Dalam misi yang sama, pada Rabu, 19 Maret 2014, kembali diadakan diskusi ‘dekonstruksi’ dengan beberapa praktisi dan akademisi. Tidak membatasi kajian pada sejumlah ranah mata kuliah yang ada di lingkungan perguruan tinggi. Perbincangan diperluas ke pengetahuan lain, bersifat implementatif di kehidupan sehari-hari.
Agaknya memang rabu yang cerah kemarin, menjadi diskusi kebudayaan yang paling greget. Dibuka dengan penampilan dua orang musisi jalanan, kemudian perbincangan soal wirausaha dari seorang pengusaha Mie Aceh MMTC. Kemudian perbincangan tentang seni multimedia oleh Chairil Shaleh, M.Sn., ditutup dengan provokasi oleh sejarawan, Dr.Phil Ichwan Azhari, M.S.
Pembicaraan ihwal kebudayaan pada akhirnya menjadi suatu wacana gempal yang lahap sekali dikunyah oleh para mahasiswa dan dosen yang mengikutinya.
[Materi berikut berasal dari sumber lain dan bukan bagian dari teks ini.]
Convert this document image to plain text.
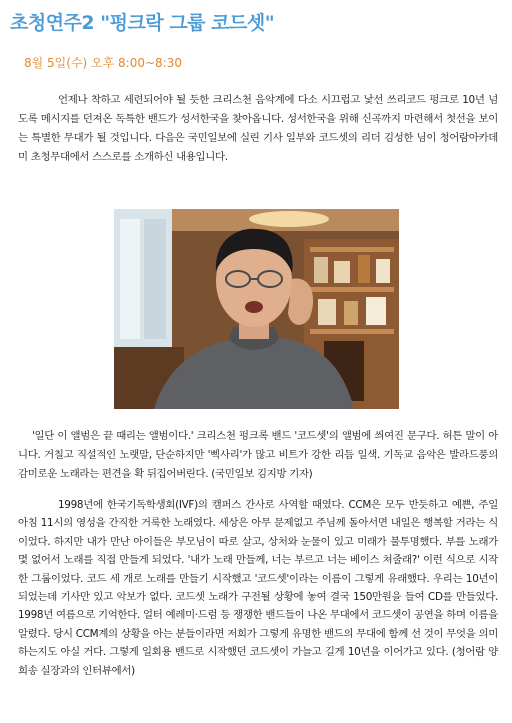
초청연주2 "펑크락 그룹 코드셋"
8월 5일(수) 오후 8:00~8:30

언제나 착하고 세련되어야 될 듯한 크리스천 음악계에 다소 시끄럽고 낯선 쓰리코드 펑크로 10년 넘도록 메시지를 던져온 독특한 밴드가 성서한국을 찾아옵니다. 성서한국을 위해 신곡까지 마련해서 첫선을 보이는 특별한 무대가 될 것입니다. 다음은 국민일보에 실린 기사 일부와 코드셋의 리더 김성한 님이 청어람아카데미 초청무대에서 스스로를 소개하신 내용입니다.

'일단 이 앨범은 끝 때리는 앨범이다.' 크리스천 펑크록 밴드 '코드셋'의 앨범에 씌여진 문구다. 허튼 말이 아니다. 거칠고 직설적인 노랫말, 단순하지만 '삑사리'가 많고 비트가 강한 리듬 일색. 기독교 음악은 발라드풍의 감미로운 노래라는 편견을 확 뒤집어버린다. (국민일보 김지방 기자)

1998년에 한국기독학생회(IVF)의 캠퍼스 간사로 사역할 때였다. CCM은 모두 반듯하고 예쁜, 주일 아침 11시의 영성을 간직한 거룩한 노래였다. 세상은 아무 문제없고 주님께 돌아서면 내일은 행복할 거라는 식이었다. 하지만 내가 만난 아이들은 부모님이 따로 살고, 상처와 눈물이 있고 미래가 불투명했다. 부를 노래가 몇 없어서 노래를 직접 만들게 되었다. '내가 노래 만들께, 너는 부르고 너는 베이스 쳐줄래?' 이런 식으로 시작한 그룹이었다. 코드 세 개로 노래를 만들기 시작했고 '코드셋'이라는 이름이 그렇게 유래했다. 우리는 10년이 되었는데 기사만 있고 악보가 없다. 코드셋 노래가 구전될 상황에 놓여 결국 150만원을 들여 CD를 만들었다. 1998년 여름으로 기억한다. 얼터 예레미·드럼 등 쟁쟁한 밴드들이 나온 무대에서 코드셋이 공연을 하며 이름을 알렸다. 당시 CCM계의 상황을 아는 분들이라면 저희가 그렇게 유명한 밴드의 무대에 함께 선 것이 무엇을 의미하는지도 아실 거다. 그렇게 일회용 밴드로 시작했던 코드셋이 가늘고 길게 10년을 이어가고 있다. (청어람 양희송 실장과의 인터뷰에서)
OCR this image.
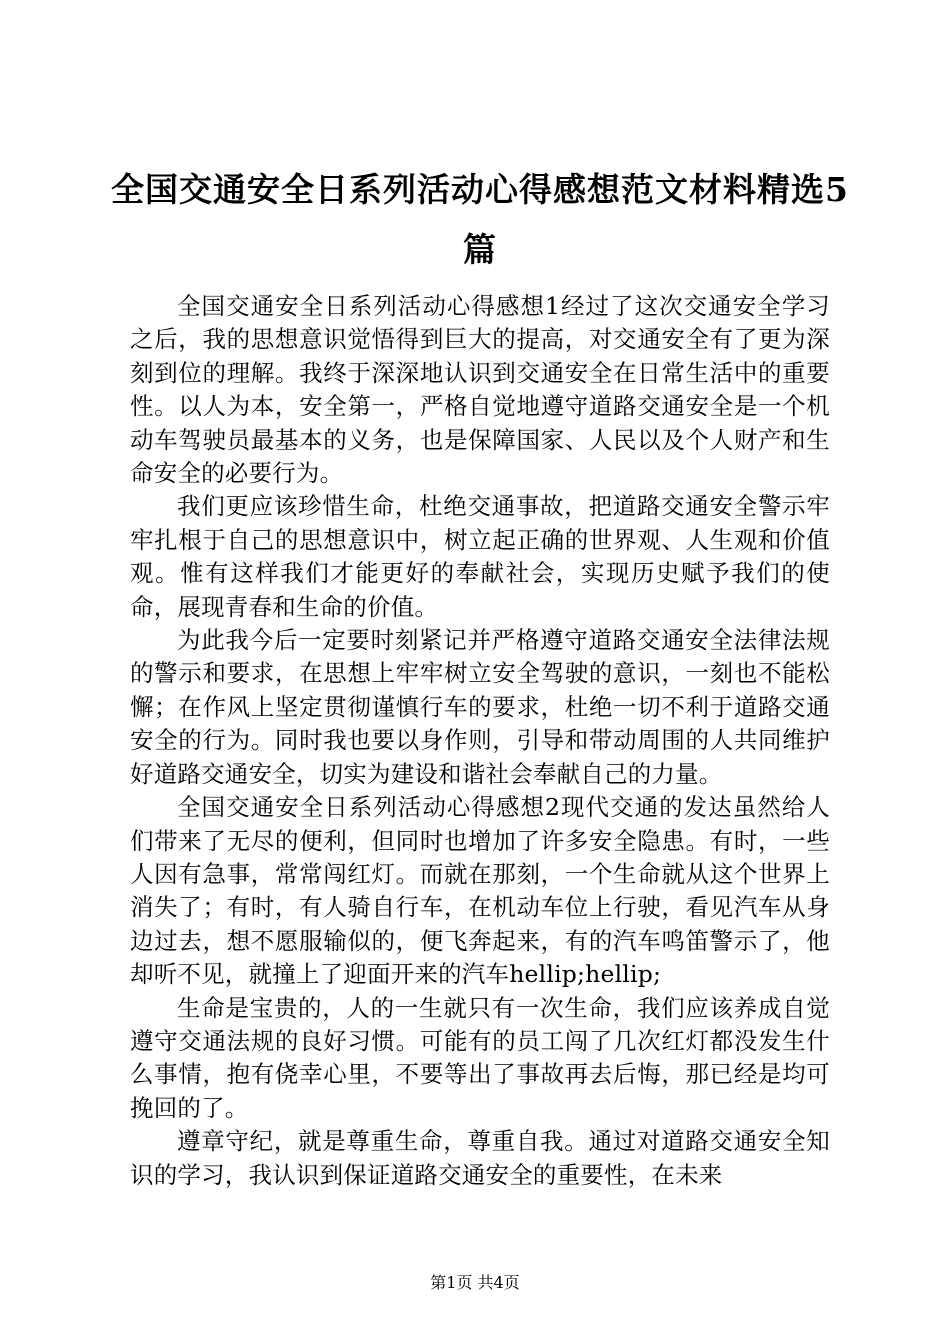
全国交通安全日系列活动心得感想范文材料精选5篇

全国交通安全日系列活动心得感想1经过了这次交通安全学习之后，我的思想意识觉悟得到巨大的提高，对交通安全有了更为深刻到位的理解。我终于深深地认识到交通安全在日常生活中的重要性。以人为本，安全第一，严格自觉地遵守道路交通安全是一个机动车驾驶员最基本的义务，也是保障国家、人民以及个人财产和生命安全的必要行为。

我们更应该珍惜生命，杜绝交通事故，把道路交通安全警示牢牢扎根于自己的思想意识中，树立起正确的世界观、人生观和价值观。惟有这样我们才能更好的奉献社会，实现历史赋予我们的使命，展现青春和生命的价值。

为此我今后一定要时刻紧记并严格遵守道路交通安全法律法规的警示和要求，在思想上牢牢树立安全驾驶的意识，一刻也不能松懈；在作风上坚定贯彻谨慎行车的要求，杜绝一切不利于道路交通安全的行为。同时我也要以身作则，引导和带动周围的人共同维护好道路交通安全，切实为建设和谐社会奉献自己的力量。

全国交通安全日系列活动心得感想2现代交通的发达虽然给人们带来了无尽的便利，但同时也增加了许多安全隐患。有时，一些人因有急事，常常闯红灯。而就在那刻，一个生命就从这个世界上消失了；有时，有人骑自行车，在机动车位上行驶，看见汽车从身边过去，想不愿服输似的，便飞奔起来，有的汽车鸣笛警示了，他却听不见，就撞上了迎面开来的汽车hellip;hellip;

生命是宝贵的，人的一生就只有一次生命，我们应该养成自觉遵守交通法规的良好习惯。可能有的员工闯了几次红灯都没发生什么事情，抱有侥幸心里，不要等出了事故再去后悔，那已经是均可挽回的了。

遵章守纪，就是尊重生命，尊重自我。通过对道路交通安全知识的学习，我认识到保证道路交通安全的重要性，在未来

第1页 共4页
Berkali-kali, sejarawan pemburu arsip sejarah itu memaparkan bagaimana sebenarnya kondisi Indonesia dan sejarahnya secara dekonstruktif.
Dengan provokasi yang begitu gencar, Ikhawan berharap dapat membangkitkan kesadaran mahasiswa sebagai pengampu masa depan Indonesia agar cerdas berpikir dan bertindak.
“Di negara yang salah nama ini, segenap warganya pun salah menamai dan memaknai perjuangan serta kemerdekaan. Sebagai golongan cendekia, mahasiswa harus melakukan perubahan.” pungkasnya.
Kegiatan sederhana, namun bernas. Rutinitas ini menjadi sangat menarik ketika para mahasiswa yang sudah menawan dengan aksesoris etnis begitu antusias dan kritis menanggapi persoalan yang didiskusikan. Semoga menjadi momentum kebangkitan yang serius!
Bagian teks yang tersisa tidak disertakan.